Mass Routine Workout, strength, weight training

Mass Routine Workout

Mass Routine Workout

Some Principles of Exercise Physiology

Exercise physiology is the study of how the body functions during mass routine workout and exercises. Every day, research is bringing out new mass routine workout exercises for various effects of exercise on body parts and strength, type of exercise that produces specific results and different ways in which muscles respond when they are stressed by weight training.

Use and Disuse Principle. Muscles can adopt to mass routine workout adapt to stress when ever they are overloaded. They increase in size (called hypertrophy) and strength. On the other hand if training is stopped then the muscles react to lack of stress or external stimulus by decreasing in size (this is atrophy) and strength, and losing tone. This is why after an accident with a broken a bone people are often shocked at the loss of muscle size in a limb when the cast is removed.

Specificity Principle. In every mass routine workout the muscles will adapt to the specific type of stress imposed upon them. If you subject the muscles to a lot of distance running you will increase your cardio-respiratory endurance and make the related muscles strong, at the same time strength of your skeletal-muscules will not get much input to improve. On the other hand, if you undertake pure strength training with weights then you will gain in strength but not much improvement in cardio-respiratory muscles. Thus your mass routine workout must be designed to fit the requirements of your sport and what your own goals actually are.

Individuality Principle It is a known fact that all individuals respond differently to the same exercise in a mass routine workout program.
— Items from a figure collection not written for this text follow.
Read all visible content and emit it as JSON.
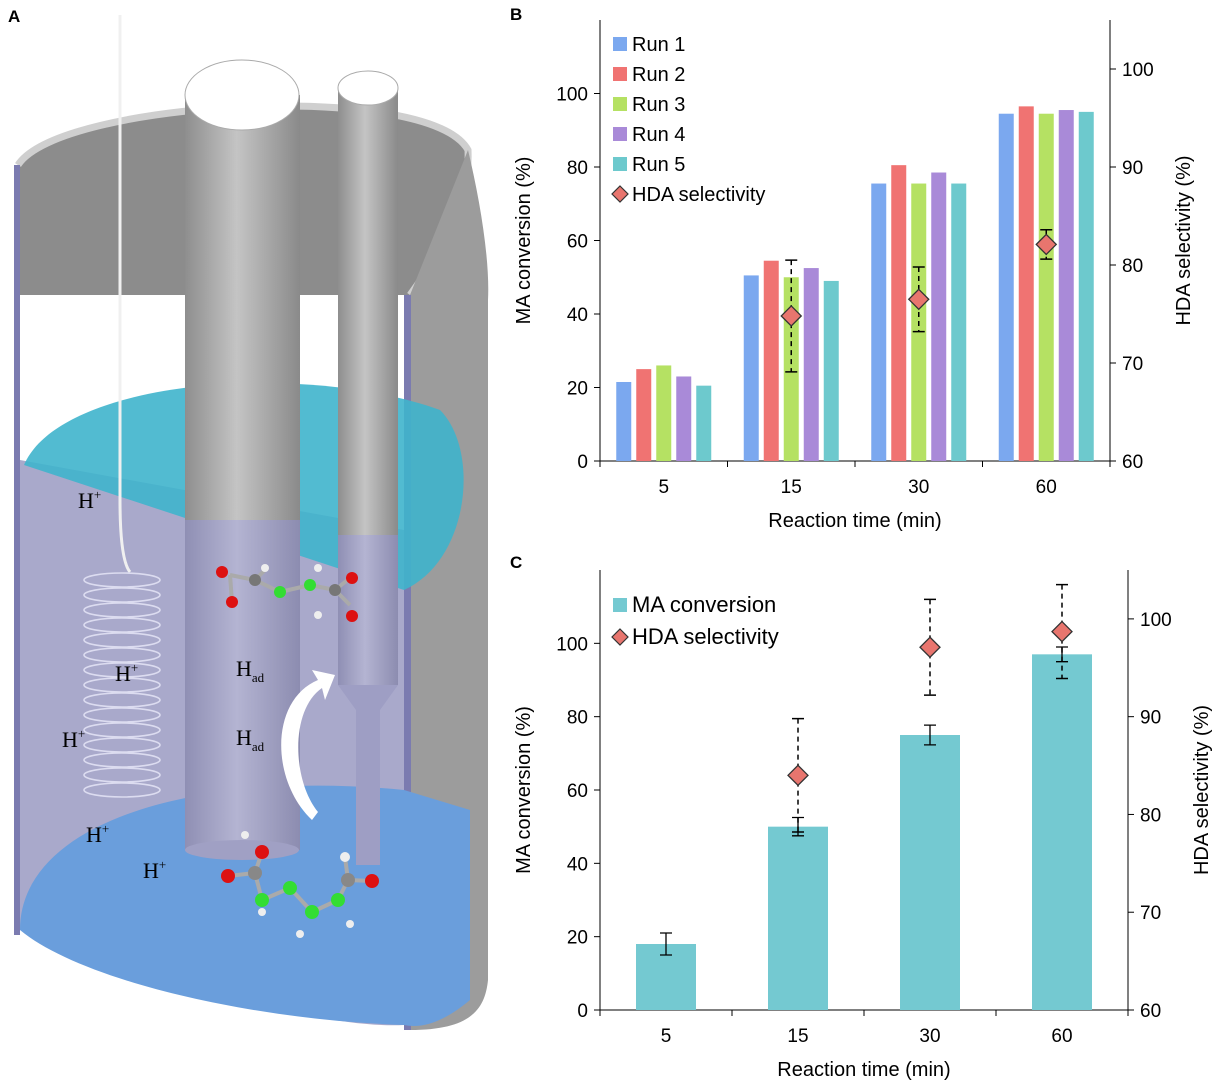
{
  "diagram": {
    "panel_label": "A",
    "labels": [
      {
        "text": "H",
        "sup": "+"
      },
      {
        "text": "H",
        "sup": "+"
      },
      {
        "text": "H",
        "sup": "+"
      },
      {
        "text": "H",
        "sup": "+"
      },
      {
        "text": "H",
        "sup": "+"
      },
      {
        "text": "H",
        "sub": "ad"
      },
      {
        "text": "H",
        "sub": "ad"
      }
    ]
  },
  "chart_data": [
    {
      "type": "bar",
      "panel_label": "B",
      "categories": [
        "5",
        "15",
        "30",
        "60"
      ],
      "xlabel": "Reaction time (min)",
      "ylabel": "MA conversion (%)",
      "y2label": "HDA selectivity (%)",
      "ylim": [
        0,
        120
      ],
      "yticks": [
        0,
        20,
        40,
        60,
        80,
        100
      ],
      "y2lim": [
        60,
        105
      ],
      "y2ticks": [
        60,
        70,
        80,
        90,
        100
      ],
      "legend": "top-left",
      "series": [
        {
          "name": "Run 1",
          "type": "bar",
          "color": "#7ba8ef",
          "values": [
            21.5,
            50.5,
            75.5,
            94.5
          ]
        },
        {
          "name": "Run 2",
          "type": "bar",
          "color": "#f07372",
          "values": [
            25,
            54.5,
            80.5,
            96.5
          ]
        },
        {
          "name": "Run 3",
          "type": "bar",
          "color": "#b5e163",
          "values": [
            26,
            50,
            75.5,
            94.5
          ]
        },
        {
          "name": "Run 4",
          "type": "bar",
          "color": "#a98ad8",
          "values": [
            23,
            52.5,
            78.5,
            95.5
          ]
        },
        {
          "name": "Run 5",
          "type": "bar",
          "color": "#6dc9cd",
          "values": [
            20.5,
            49,
            75.5,
            95
          ]
        },
        {
          "name": "HDA selectivity",
          "type": "scatter",
          "axis": "y2",
          "color": "#e8756e",
          "values": [
            null,
            74.8,
            76.5,
            82.1
          ],
          "errors": [
            null,
            5.7,
            3.3,
            1.5
          ]
        }
      ]
    },
    {
      "type": "bar",
      "panel_label": "C",
      "categories": [
        "5",
        "15",
        "30",
        "60"
      ],
      "xlabel": "Reaction time (min)",
      "ylabel": "MA conversion (%)",
      "y2label": "HDA selectivity (%)",
      "ylim": [
        0,
        120
      ],
      "yticks": [
        0,
        20,
        40,
        60,
        80,
        100
      ],
      "y2lim": [
        60,
        105
      ],
      "y2ticks": [
        60,
        70,
        80,
        90,
        100
      ],
      "legend": "top-left",
      "series": [
        {
          "name": "MA conversion",
          "type": "bar",
          "color": "#74c9d1",
          "values": [
            18,
            50,
            75,
            97
          ],
          "errors": [
            3,
            2.5,
            2.7,
            2
          ]
        },
        {
          "name": "HDA selectivity",
          "type": "scatter",
          "axis": "y2",
          "color": "#e8756e",
          "values": [
            null,
            84,
            97.1,
            98.7
          ],
          "errors": [
            null,
            5.8,
            4.9,
            4.8
          ]
        }
      ]
    }
  ]
}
Because of some individual factors everybody responds differently to training. These factors include heredity, nutrition, fitness level, motivation, health habits (rest and sleep), hormone and enzyme levels and above all environmental influences.

All or None Principle In any mass routine workout program muscle fiber contracts on an "all or nothing" basis. For example if you work your biceps with light resistance only a few fibers are working-to their fullest-and the other fibers are not involved and hence only a part of the biceps muscle gains the benefit. As you increase resistance and make it heavier, you involve more and more fibers. To get maximum results in this case for your biceps, you continue increasing resistance till most or all the fibers in the biceps have been recruited.

Agonist/Antagonist In any mass routine workout there are 2 types of muscles Agonist and the Antagonist. The agonist is the muscle directly engaged in contraction. The antagonist is the muscle that has to relax at the same time when the agonist muscle contracts. For example when a doctor taps your knee with a rubber hammer your knee experiences a jerk. In this case the agonist muscle (the quadriceps) tightens and contracts while the antagonist (hamstring) stretches. In another scenario when you bend your elbow and make a muscle in your arm, the agonist is the biceps and the triceps are the antagonist. Therefore in a mass routine workout the balancing of the agonist muscles(contracting /shortening of the muscle) and the controlled lengthening of the antagonist muscle is crucial for the program take effect. Thus it is important to strengthen opposing muscle groups in your workouts (chest/upper back, quadriceps/hamstrings, etc.).

Concentric / Eccentric Contractions In any mass routine workout concentric muscular contraction are when the muscles contract and shorten. And an eccentric muscular contraction is when the muscle lengthens while developing tension. Hence while exercising when you curl a dumbbell upwards, your biceps muscle shortens as it develops tension to overcome the resistance and contracts concentrically. And when you slowly curl that same dumbbell downwards, the external resistance forces the muscle to lengthen and contract eccentrically. In a program when you are lifting weights, concentric muscular contractions occur when you lift the weights up, and eccentric muscular contractions generally occur when you let the weights down.

If in a mass routine workout if these principles of Exercise Physiology are kept in mind and followed then you are sure to benefit from the program.